Nous faisions notre droit, c’est-à-dire quasiment rien du tout. Nous passions le plus clair de notre temps à piquer des fous rires de jeunes filles vierges (ce que nous étions, bel et bien), à écrire, à dessiner, à écouter des disques sur une sorte d’électrophone Teppaz à vapeur dont il fallait de temps à autre renouveler le saphir ou le diamant, je ne sais plus.
Nous ne pouvions pas dépenser l’argent que nous n’avions pas, seulement rêver à ce que permettrait celui que nous ne manquerions pas d’avoir, un jour. Il finirait bien par couler, un jour. Cela d’ailleurs n’était pas dit, même pas pensé, tant cette question, que feras-tu plus tard, nous paraissait indigne d’être posée.
Je m’adonnais seul et sans passion, à cette époque, au crime d’Onan, comme aimait à appeler la masturbation, avec une réjouissante et définitive emphase, mon ami de Lyon. Je me demandais bien comment il pouvait, lui, écouler son sperme.
La femme, à cette époque, était bien le cadet de mes soucis. C’était mon erreur, et celle de mon ami, que de l’imaginer plutôt que de la voir, la réelle, et de l’approcher. La fac offrait pourtant quelques spécimens. Il y avait une demoiselle Proust, dont la vêture (juxtaposition jean / vison), associée au nom bien sûr, me semblait le summum de l’élégance.
Mon ami fréquentait assidûment ce qu’il appelait le rallyedanse, expression mystérieuse pour moi de savoir que d’automobiles, dans ces événements mondains, il n’y en avait pas. Son espoir avoué était d’y rencontrer celle qui.
Vicariante était La musique, que nous écoutions dans le noir, sous nos draps (à mon ami un vrai lit, à moi une toute petite banquette). D’ineptes concertos pour violon surtout, remplis de notes suraiguës et de glissandi qui m’auraient, dans un autre contexte, fait me boucher les oreilles.
Les dîners précédant ces moments musicaux, pris avec la douairière et sa fille dans une minuscule salle à manger-alcôve, pièce sinistre et sans fenêtre, étaient des morceaux d’anthologie. Je ne parle pas du contenu de ce que nous mangions, mais de celui des
conversations. D’une effarante bêtise, confinant d’ailleurs à une trouble beauté. Tout à fait le genre Guermantes, la méchanceté en moins, mais le provincialisme en plus. De vin, pas question, alors que j’aurais bien aimé me piquer la ruche, au moins pour passer le temps. Je rongeais mon frein. Le moment suivant le repas était consacré à la vaisselle (revoilà la paillasse), activité à laquelle avec ardeur je prêtais mon concours, car elle signait la fin de l’épreuve.
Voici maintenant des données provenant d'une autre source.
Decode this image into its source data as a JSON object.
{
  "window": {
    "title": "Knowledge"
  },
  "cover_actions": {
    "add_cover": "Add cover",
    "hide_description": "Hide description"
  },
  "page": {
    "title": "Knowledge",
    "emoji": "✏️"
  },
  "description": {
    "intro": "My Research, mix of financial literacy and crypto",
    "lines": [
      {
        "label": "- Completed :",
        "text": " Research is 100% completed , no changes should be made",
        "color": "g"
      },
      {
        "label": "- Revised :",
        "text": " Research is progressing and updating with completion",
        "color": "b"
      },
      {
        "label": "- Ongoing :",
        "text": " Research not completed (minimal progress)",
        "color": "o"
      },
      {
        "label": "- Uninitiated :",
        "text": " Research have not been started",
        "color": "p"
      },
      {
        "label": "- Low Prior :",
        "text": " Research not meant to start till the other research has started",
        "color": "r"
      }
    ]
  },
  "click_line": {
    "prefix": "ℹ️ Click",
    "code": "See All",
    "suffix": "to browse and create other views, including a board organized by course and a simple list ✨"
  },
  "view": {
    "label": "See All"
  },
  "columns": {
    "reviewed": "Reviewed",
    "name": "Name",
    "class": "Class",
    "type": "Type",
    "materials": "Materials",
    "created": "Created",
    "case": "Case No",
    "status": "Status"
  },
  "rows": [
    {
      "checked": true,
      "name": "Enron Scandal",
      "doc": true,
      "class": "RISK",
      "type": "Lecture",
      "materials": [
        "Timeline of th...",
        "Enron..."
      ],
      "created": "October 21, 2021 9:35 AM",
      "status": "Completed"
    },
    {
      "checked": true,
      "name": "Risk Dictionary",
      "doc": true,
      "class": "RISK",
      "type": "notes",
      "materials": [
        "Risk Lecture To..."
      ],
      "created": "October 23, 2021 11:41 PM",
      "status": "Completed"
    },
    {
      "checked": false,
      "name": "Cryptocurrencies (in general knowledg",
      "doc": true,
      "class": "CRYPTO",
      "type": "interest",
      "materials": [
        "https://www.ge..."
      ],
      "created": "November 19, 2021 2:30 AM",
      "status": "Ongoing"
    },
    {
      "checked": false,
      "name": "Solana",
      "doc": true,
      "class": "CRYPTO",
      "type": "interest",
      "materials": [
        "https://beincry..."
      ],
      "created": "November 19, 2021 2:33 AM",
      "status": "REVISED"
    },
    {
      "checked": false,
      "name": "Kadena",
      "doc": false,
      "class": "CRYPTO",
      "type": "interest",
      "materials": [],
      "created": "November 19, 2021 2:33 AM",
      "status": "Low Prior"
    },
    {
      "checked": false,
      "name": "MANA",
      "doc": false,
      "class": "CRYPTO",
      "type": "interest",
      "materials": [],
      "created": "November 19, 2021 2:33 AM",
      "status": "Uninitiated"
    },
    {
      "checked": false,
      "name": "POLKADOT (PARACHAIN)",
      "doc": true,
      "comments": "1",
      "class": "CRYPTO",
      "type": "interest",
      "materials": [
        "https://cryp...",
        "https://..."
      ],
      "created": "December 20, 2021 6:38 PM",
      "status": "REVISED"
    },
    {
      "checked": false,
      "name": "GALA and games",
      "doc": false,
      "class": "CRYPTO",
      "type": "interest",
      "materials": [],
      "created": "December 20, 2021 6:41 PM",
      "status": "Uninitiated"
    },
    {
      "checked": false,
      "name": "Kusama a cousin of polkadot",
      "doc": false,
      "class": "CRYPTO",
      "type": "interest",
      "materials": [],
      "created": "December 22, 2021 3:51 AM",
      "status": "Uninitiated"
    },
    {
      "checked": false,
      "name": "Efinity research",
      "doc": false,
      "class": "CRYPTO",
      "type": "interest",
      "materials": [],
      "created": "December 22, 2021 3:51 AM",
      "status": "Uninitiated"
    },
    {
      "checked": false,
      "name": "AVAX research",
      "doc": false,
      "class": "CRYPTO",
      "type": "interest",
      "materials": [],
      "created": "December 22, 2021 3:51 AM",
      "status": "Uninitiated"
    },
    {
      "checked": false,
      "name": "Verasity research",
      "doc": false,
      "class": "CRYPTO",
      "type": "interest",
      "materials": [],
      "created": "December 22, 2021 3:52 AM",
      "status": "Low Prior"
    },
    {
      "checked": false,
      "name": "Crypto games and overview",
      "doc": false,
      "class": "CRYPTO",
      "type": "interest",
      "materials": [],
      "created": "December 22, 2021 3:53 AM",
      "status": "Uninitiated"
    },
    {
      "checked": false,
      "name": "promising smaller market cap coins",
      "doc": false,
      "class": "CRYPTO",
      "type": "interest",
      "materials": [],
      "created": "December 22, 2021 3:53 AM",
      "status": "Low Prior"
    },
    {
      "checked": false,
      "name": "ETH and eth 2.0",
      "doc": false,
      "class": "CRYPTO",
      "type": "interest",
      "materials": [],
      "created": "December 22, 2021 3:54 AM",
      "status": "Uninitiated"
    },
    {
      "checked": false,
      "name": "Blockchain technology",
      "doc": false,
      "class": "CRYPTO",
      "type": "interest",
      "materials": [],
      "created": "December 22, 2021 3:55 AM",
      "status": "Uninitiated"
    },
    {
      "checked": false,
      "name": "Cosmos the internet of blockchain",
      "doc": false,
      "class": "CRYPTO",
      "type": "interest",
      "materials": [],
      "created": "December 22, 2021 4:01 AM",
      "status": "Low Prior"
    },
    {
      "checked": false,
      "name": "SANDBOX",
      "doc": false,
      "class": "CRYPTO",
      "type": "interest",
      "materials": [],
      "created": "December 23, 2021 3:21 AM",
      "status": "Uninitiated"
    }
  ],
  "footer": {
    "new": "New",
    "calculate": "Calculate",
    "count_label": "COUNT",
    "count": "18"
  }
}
Chez les parents de mon ami, qu’une irrésistible déchéance financière avait conduits dans un pavillon préfabriqué à Vaulx en Velin, situation de laquelle ils se sortaient cependant la tête haute, grâce à leur constance dans l’exercice des vertus négatives chrétiennes, il y eut également de ces nuits. Lors de l’une d’elles, mon ami me vomit dessus (je reposais sur un matelas mousse, en contrebas de son propre lit). Ce qui me réveilla en sursaut et ne fit qu’attiser une haine sous-jacente, pour lui et tout ce qu’il représentait. Je n’étais ni entendu ni compris.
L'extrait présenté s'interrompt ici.